Masjid-masjid ini menyajikan interpretasi gaya arsitektur yang diperkirakan berasal sekitar abad ke-14 di kota Djenné, yang saat itu merupakan bagian dari Kekaisaran Mali, yang makmur dari perdagangan emas dan garam melintasi Sahara hingga Afrika Utara. Khususnya dari abad ke-16, gaya ini menyebar ke selatan dari daerah gurun ke sabana Sudan, menjadi penopang yang lebih rendah dan berkembang sebagai respons terhadap iklim yang lebih basah.

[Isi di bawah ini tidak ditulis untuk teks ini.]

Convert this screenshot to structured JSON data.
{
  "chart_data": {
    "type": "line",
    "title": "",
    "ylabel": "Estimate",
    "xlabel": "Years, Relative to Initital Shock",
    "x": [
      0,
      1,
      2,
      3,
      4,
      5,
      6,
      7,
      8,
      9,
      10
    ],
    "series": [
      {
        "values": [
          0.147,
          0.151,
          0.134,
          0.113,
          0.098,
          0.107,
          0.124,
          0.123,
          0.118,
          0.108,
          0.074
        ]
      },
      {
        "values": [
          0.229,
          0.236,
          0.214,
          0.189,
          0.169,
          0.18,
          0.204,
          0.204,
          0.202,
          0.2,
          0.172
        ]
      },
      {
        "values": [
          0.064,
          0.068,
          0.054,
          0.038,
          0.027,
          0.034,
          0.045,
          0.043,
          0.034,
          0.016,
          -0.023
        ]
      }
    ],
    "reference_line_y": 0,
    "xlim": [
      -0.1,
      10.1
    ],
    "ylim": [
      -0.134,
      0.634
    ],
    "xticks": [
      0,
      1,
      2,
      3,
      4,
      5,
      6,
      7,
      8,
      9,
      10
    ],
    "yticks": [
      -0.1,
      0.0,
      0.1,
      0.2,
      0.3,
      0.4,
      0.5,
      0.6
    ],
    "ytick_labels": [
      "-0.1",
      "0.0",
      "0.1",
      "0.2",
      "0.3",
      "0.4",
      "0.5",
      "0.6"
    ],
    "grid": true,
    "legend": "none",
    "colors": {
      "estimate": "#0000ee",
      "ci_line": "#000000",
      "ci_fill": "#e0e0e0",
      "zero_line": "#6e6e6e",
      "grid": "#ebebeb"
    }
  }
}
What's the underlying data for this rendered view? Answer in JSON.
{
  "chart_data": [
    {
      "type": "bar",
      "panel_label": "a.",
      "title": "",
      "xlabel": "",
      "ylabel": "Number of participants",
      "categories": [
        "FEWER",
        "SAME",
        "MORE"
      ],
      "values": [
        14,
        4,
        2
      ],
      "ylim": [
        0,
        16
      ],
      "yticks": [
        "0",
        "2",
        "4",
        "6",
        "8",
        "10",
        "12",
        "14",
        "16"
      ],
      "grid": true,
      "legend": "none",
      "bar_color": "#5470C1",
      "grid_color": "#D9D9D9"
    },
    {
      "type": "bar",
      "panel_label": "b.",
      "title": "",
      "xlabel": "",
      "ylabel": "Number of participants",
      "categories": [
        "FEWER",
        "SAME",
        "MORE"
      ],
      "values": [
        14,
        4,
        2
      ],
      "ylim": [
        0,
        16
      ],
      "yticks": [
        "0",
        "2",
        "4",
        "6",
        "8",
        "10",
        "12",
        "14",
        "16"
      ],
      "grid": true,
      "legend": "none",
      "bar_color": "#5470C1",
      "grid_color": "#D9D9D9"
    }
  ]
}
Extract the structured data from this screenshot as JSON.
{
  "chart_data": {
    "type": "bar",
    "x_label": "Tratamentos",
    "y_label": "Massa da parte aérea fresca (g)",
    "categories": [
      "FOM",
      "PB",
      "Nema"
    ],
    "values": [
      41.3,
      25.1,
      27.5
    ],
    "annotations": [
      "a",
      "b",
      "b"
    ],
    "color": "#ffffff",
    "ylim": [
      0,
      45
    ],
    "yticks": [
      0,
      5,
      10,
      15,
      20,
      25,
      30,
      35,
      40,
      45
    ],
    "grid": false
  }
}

Masjid-masjid tersebut adalah yang terbaik yang dilestarikan dari 20 bangunan yang tersisa di Pantai Gading, di mana ratusan ada pada awal abad lalu. Gaya khas masjid Sudan, khusus untuk wilayah sabana di Afrika Barat, berkembang antara abad ke-17 dan ke-19 ketika para pedagang dan cendekiawan menyebar ke selatan dari Kekaisaran Mali, memperluas rute perdagangan trans-Sahara ke kawasan hutan. Mereka menyajikan kesaksian yang sangat penting untuk perdagangan trans-Sahara yang memfasilitasi perluasan Islam dan budaya Islam dan mencerminkan perpaduan bentuk arsitektur Islam dan lokal dalam gaya yang sangat khas yang telah bertahan dari waktu ke waktu.
Sebelum pertemuan, Dewan Internasional untuk Monumen dan Situs, badan penasihat resmi komite, merekomendasikan agar komite menunda pemeriksaan dari nominasi tersebut untuk diajukan kembali.
Namun, Komite Warisan Dunia menganggap bahwa properti yang dinominasikan memiliki nilai universal yang luar biasa dan memenuhi persyaratan dasar untuk prasasti mengenai keaslian, integritas, perlindungan, dan pengelolaannya.
Banyak Negara Pihak komite, termasuk Cina, berpendapat bahwa Afrika kurang terwakili dalam Daftar Warisan Dunia dan mendukung prasasti properti Afrika. Komite akhirnya memutuskan untuk mendaftarkan properti tersebut sebagai situs budaya dunia dalam Daftar Warisan Dunia.
China adalah salah satu penandatangan bersama dari amandemen rancangan keputusan yang mendukung pendaftaran properti tersebut.
Sesi ke-44 Komite Warisan Dunia diadakan secara online dan diketuai dari Fuzhou, Provinsi Fujian di China timur. Pertemuan daring ini akan berlangsung hingga 31 Juli 2021.